# Nice Ride MN Exploratory Data Analysis

description...

In [13]:
import numpy as np
import pandas as pd
#import matplotlib.pyplot as plt
#import seaborn as sb
#%matplotlib inline
#sb.set()

from bokeh.plotting import figure, show
from bokeh.io import output_notebook
from bokeh.models import ColumnDataSource, Circle, HoverTool, ColorBar, ColorMapper, BasicTicker
from bokeh.tile_providers import CARTODBPOSITRON_RETINA
output_notebook()

In [4]:
# Load data
stations = pd.read_csv('Nice_Ride_2017_Station_Locations.csv')
trips = pd.read_csv('Nice_ride_trip_history_2017_season.csv')
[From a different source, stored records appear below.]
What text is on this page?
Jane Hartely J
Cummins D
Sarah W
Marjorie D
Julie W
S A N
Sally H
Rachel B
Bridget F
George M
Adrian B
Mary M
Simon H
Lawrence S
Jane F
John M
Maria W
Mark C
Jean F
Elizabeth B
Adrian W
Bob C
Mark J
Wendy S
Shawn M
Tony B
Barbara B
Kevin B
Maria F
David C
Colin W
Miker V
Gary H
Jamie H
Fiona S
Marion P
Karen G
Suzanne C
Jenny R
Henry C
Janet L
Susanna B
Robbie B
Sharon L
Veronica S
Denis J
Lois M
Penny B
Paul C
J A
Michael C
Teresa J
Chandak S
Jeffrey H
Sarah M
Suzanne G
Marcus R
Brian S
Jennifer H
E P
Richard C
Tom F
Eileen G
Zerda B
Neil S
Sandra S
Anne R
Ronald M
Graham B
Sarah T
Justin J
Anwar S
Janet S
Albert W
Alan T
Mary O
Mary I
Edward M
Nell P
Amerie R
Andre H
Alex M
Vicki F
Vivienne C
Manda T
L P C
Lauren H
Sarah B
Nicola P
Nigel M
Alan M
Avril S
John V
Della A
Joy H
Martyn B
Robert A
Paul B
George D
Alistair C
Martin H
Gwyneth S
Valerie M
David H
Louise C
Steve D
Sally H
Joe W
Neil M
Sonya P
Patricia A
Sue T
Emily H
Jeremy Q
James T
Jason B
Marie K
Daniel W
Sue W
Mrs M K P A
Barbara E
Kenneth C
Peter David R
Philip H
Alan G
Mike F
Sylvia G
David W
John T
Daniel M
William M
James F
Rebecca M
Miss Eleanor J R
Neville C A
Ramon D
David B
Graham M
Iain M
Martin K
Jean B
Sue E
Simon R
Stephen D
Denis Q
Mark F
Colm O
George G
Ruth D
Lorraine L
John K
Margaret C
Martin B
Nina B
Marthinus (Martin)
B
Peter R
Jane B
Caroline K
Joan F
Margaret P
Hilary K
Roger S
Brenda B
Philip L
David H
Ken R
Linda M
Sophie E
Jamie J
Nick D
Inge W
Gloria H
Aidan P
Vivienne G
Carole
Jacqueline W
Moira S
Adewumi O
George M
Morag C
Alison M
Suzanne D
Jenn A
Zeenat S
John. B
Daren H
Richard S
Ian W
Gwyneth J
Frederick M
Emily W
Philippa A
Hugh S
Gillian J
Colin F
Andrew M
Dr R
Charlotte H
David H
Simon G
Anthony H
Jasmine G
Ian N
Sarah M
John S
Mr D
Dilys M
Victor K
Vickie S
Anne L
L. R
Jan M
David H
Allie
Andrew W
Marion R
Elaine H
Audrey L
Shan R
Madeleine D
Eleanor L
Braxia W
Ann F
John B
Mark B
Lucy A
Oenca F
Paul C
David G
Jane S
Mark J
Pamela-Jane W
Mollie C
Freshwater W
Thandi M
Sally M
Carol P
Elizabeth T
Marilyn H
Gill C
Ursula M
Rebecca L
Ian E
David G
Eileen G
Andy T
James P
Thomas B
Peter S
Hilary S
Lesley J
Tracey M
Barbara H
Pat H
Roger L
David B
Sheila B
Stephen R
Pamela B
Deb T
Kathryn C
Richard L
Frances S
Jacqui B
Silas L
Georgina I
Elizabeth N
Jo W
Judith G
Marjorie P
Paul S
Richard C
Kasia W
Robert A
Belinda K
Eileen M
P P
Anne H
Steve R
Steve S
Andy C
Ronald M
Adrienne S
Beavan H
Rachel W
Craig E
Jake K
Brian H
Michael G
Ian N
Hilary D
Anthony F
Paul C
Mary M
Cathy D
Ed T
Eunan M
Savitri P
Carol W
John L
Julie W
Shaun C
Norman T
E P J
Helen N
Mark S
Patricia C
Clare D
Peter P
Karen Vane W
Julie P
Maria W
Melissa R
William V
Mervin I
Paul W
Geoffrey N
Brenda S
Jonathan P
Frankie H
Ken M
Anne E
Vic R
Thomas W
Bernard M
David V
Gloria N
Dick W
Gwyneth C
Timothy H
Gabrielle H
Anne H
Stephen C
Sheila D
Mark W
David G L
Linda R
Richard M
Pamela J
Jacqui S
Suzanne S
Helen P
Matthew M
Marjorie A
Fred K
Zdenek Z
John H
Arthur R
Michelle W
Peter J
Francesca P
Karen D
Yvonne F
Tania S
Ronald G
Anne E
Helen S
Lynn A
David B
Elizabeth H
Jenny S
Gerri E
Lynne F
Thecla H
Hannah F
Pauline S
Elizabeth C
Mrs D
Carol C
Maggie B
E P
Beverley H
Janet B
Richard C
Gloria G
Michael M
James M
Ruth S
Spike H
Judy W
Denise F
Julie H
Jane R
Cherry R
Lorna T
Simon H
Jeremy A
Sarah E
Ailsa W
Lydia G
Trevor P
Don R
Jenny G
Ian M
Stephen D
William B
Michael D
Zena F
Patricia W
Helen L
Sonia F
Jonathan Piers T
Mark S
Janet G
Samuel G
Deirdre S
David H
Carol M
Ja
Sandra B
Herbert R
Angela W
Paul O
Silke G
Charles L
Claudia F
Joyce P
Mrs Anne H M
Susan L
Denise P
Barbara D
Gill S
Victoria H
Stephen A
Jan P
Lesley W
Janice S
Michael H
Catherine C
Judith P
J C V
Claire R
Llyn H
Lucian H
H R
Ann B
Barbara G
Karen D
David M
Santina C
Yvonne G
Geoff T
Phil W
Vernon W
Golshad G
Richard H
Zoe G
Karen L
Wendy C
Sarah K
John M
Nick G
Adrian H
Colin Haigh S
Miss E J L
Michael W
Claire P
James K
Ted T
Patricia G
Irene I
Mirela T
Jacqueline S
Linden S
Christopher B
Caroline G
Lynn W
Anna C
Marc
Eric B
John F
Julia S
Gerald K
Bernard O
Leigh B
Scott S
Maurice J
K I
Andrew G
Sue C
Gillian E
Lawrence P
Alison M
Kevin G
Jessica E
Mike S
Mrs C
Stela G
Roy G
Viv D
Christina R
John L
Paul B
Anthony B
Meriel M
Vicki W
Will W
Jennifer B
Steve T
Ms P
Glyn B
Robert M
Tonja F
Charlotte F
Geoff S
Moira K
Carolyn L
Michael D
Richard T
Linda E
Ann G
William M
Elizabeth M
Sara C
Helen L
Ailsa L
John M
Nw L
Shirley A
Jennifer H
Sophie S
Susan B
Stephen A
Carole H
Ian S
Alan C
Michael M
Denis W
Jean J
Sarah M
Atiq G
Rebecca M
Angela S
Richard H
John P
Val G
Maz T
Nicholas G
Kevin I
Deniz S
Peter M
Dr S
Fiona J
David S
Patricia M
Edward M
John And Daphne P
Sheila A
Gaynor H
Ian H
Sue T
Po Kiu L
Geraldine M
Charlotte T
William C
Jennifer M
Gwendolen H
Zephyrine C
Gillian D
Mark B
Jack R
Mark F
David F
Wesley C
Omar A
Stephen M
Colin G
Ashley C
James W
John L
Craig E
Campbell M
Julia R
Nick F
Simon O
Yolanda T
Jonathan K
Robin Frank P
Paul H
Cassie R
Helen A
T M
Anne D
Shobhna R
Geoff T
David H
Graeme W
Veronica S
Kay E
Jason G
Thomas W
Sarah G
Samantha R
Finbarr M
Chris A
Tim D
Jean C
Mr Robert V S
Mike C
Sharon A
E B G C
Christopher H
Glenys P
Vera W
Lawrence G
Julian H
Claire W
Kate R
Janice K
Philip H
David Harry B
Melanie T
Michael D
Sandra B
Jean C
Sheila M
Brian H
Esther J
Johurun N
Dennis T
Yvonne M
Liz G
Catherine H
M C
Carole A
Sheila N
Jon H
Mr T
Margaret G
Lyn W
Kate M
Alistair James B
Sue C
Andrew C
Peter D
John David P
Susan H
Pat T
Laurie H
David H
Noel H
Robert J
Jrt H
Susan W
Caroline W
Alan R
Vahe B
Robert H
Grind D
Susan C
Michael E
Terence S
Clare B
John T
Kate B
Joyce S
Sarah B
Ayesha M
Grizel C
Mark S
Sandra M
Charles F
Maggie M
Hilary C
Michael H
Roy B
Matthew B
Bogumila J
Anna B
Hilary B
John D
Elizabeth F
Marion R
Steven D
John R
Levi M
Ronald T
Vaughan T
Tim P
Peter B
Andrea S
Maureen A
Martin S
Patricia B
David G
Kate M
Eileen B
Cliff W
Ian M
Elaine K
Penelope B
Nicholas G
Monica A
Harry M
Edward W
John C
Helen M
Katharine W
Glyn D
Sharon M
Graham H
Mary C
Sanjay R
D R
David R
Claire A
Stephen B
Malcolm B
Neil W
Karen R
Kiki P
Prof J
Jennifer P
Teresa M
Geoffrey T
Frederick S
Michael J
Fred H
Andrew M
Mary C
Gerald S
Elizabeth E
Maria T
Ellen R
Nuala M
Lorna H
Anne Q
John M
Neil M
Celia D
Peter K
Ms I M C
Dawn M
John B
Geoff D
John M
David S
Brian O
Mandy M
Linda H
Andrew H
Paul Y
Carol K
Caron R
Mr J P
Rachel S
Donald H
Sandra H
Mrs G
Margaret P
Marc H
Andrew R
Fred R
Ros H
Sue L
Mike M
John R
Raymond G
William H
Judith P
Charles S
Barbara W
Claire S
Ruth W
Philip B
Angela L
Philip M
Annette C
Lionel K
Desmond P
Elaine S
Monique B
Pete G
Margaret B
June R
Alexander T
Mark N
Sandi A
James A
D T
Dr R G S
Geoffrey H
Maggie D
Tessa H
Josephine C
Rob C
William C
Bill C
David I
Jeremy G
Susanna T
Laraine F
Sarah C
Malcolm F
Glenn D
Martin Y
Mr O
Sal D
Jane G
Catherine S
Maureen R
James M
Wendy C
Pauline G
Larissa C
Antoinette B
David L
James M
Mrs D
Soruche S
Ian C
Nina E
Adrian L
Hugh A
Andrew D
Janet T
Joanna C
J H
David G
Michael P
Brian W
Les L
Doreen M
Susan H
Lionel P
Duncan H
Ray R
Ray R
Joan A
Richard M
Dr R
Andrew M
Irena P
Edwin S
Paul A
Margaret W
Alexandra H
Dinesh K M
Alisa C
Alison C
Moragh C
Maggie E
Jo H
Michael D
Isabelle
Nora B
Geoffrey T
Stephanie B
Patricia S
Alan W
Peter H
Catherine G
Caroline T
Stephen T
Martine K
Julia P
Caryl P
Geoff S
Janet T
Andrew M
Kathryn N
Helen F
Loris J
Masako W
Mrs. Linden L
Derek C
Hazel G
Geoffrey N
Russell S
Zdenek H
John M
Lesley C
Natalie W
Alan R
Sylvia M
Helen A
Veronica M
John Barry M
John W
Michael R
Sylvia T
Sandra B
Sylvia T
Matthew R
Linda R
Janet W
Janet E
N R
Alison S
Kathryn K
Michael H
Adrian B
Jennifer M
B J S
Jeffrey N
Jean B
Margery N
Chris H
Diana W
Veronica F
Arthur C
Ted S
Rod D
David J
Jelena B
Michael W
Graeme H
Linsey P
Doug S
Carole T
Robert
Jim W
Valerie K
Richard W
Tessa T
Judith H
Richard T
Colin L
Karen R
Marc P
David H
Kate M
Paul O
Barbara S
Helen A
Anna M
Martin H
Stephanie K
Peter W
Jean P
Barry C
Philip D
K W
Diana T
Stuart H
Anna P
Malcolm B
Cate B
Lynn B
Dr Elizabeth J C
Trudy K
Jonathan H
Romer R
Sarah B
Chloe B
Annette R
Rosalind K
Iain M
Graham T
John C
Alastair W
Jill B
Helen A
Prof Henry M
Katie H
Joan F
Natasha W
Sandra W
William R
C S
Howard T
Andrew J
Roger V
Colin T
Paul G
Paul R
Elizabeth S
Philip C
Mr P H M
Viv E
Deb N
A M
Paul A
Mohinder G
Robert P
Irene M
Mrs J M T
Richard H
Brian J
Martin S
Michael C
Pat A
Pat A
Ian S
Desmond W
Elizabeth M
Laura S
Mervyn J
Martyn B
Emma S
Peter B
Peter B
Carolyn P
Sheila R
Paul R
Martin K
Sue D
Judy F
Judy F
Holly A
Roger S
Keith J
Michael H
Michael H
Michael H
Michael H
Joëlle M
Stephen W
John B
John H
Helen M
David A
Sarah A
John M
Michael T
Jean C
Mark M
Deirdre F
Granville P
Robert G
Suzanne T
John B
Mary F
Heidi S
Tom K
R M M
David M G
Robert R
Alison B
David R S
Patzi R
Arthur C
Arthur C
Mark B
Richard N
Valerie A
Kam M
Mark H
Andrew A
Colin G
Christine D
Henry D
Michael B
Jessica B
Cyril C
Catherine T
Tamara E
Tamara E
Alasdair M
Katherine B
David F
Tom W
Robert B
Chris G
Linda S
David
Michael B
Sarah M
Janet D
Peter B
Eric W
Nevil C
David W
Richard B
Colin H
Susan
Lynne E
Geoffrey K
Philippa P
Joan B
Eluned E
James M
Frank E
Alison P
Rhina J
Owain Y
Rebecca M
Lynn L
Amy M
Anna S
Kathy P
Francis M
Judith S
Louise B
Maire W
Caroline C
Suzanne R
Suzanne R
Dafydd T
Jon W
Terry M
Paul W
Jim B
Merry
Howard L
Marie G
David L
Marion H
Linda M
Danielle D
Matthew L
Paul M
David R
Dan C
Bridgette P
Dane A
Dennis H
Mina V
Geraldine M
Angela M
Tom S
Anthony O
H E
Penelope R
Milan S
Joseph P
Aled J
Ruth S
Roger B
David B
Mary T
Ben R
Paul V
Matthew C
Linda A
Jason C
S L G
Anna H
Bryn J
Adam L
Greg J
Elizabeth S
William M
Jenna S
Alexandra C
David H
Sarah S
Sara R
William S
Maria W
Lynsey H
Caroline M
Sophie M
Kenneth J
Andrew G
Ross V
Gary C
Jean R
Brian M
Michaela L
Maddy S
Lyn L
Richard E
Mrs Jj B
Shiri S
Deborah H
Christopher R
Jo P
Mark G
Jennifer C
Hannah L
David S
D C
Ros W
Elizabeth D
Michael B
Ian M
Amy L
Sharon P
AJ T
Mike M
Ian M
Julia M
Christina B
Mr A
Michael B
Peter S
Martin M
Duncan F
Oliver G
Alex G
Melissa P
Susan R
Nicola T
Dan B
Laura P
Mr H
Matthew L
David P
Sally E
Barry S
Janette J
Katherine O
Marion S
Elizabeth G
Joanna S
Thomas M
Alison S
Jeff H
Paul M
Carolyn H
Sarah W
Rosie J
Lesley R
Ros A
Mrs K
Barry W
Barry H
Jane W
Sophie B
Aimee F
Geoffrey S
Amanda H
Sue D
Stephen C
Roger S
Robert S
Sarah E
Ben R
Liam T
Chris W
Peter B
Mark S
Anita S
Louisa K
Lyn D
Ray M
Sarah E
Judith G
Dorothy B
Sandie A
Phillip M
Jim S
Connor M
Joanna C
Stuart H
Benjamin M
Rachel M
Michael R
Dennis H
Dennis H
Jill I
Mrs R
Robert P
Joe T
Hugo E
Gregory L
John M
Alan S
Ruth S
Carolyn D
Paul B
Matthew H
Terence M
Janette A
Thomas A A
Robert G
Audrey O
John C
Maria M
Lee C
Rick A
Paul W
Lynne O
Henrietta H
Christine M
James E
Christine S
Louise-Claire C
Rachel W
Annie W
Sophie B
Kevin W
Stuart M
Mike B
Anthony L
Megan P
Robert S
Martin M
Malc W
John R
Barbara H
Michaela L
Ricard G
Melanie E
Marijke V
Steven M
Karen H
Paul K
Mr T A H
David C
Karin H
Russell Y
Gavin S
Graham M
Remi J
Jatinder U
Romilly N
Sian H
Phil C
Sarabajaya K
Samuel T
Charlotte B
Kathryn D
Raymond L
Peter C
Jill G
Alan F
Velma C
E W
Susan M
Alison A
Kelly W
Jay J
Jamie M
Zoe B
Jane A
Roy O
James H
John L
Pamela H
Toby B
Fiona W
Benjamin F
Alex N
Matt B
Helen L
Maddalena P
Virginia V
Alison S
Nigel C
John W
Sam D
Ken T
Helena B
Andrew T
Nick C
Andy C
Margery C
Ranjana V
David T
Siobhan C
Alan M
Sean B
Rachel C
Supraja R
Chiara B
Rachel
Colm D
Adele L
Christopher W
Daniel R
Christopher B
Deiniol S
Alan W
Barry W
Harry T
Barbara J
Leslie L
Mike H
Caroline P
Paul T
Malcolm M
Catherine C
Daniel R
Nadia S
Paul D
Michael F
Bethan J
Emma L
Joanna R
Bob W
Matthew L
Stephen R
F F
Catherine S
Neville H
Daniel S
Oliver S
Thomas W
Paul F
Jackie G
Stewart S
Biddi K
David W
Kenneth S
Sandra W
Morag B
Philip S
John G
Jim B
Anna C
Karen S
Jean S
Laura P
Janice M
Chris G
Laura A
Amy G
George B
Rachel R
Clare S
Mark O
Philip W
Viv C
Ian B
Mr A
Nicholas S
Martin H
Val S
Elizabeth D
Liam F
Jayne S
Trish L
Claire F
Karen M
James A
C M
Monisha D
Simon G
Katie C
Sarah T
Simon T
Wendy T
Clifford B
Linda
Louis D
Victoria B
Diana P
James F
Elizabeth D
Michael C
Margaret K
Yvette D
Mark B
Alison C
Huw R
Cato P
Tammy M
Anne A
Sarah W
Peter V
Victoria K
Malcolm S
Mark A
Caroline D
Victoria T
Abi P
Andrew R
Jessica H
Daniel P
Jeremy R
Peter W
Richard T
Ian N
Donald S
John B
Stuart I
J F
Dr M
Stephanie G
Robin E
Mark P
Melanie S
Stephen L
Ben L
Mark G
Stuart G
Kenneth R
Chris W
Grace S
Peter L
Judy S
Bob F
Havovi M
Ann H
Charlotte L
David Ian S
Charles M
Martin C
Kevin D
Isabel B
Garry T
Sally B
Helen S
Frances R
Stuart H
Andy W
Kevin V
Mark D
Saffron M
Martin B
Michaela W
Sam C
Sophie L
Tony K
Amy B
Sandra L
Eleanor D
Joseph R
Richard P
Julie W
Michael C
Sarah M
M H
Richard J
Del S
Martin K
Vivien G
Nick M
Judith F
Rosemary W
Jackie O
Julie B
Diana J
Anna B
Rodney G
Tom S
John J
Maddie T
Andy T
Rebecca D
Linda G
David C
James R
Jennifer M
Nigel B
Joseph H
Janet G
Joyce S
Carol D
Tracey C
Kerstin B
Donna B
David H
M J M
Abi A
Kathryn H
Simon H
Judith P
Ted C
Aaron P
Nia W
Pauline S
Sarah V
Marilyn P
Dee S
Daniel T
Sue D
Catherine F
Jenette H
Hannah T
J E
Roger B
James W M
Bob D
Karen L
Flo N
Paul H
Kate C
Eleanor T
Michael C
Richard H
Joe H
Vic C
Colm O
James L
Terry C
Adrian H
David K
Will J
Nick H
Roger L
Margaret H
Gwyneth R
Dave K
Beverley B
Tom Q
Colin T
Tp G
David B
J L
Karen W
  interactivity=interactivity, compiler=compiler, result=result)


In [3]:
# Show some of the stations data
stations.head()

Unnamed: 0,Number,Name,Latitude,Longitude,Total docks
0,30000,100 Main Street SE,44.984892,-93.256551,27
1,30001,25th Street & 33rd Ave S,44.957341,-93.223374,15
2,30002,Riverside Ave & 23rd Ave S,44.967115,-93.240149,15
3,30003,Plymouth Ave N & N Oliver Ave,44.991412,-93.306269,15
4,30004,11th Street & Hennepin,44.97534,-93.27869,23


Notes: 
- last entry in stations['Number'] is NRWH instead of a number!
- Lat, lon, total docks are OK

Let's plot the station locations on a map.  We'll use [Bokeh](https://bokeh.pydata.org/en/latest/) to display a map of the station locations.  To plot them on a map, however, we'll first have to transform the station locations from latitude+longitude coordinates to [Mercator (UTM) coordinates](https://en.wikipedia.org/wiki/Universal_Transverse_Mercator_coordinate_system), and make a function which generates a plot of points on the map.

In [5]:
def lat_to_mercY(lat):
    """Convert Latitude to Mercator Y"""
    return np.log(np.tan(np.pi / 4 + np.radians(lat) / 2)) * 6378137.0

def lon_to_mercX(lon):
    """Convert Longitude to Mercator X"""
    return np.radians(lon) * 6378137.0

def MapPoints(lat, lon, size=10, color="green", alpha=0.8, padding=0.1, tooltips=None, cmap='plasma'):
    """Bokeh plot of points overlayed on a map"""
    
    # Convert lat,lon to UTM coordinates
    X = lon_to_mercX(lon)
    Y = lat_to_mercY(lat)
    
    # Set marker sizes
    if type(size) is int or type(size) is float:
        size = size*np.ones(len(lat))
    
    # Set marker colors
    if type(color) is str: #just use same color for all points
        color_str = color
        color_hex = X
    else: #map colors to a colormap
        import matplotlib.cm as cm
        colormap = cm.get_cmap(cmap) #matplotlib colormap
        caxis = [min(color), max(color)]
        cmapped = np.interp(color, caxis, [0,1], left=0, right=1)
        colors = colormap(cmapped, 1 ,True) #map values to the colormap
        color_hex = ["#%02x%02x%02x" % (r, g, b) for r, g, b in colors[:,0:3]]
        color_str = 'color'
        
            
    # Data source table for Bokeh
    source = ColumnDataSource(data=dict(
        X = X,
        Y = Y,
        size = size,
        color = color_hex
    ))
                
    # Plot the points
    p = figure(tools="pan,wheel_zoom,reset,hover,save", active_scroll="wheel_zoom")
    p.add_tile(CARTODBPOSITRON_RETINA) #set background map
    p.circle('X', 'Y', source=source, size='size', #plot each station
             fill_color=color_str, fill_alpha=alpha, line_color=None)
    p.axis.visible = False
    
    # Tool tips
    if tooltips is not None:
        for T in tooltips: #add to Bokeh data source
            source.add(T[1].values.tolist(), name=T[0])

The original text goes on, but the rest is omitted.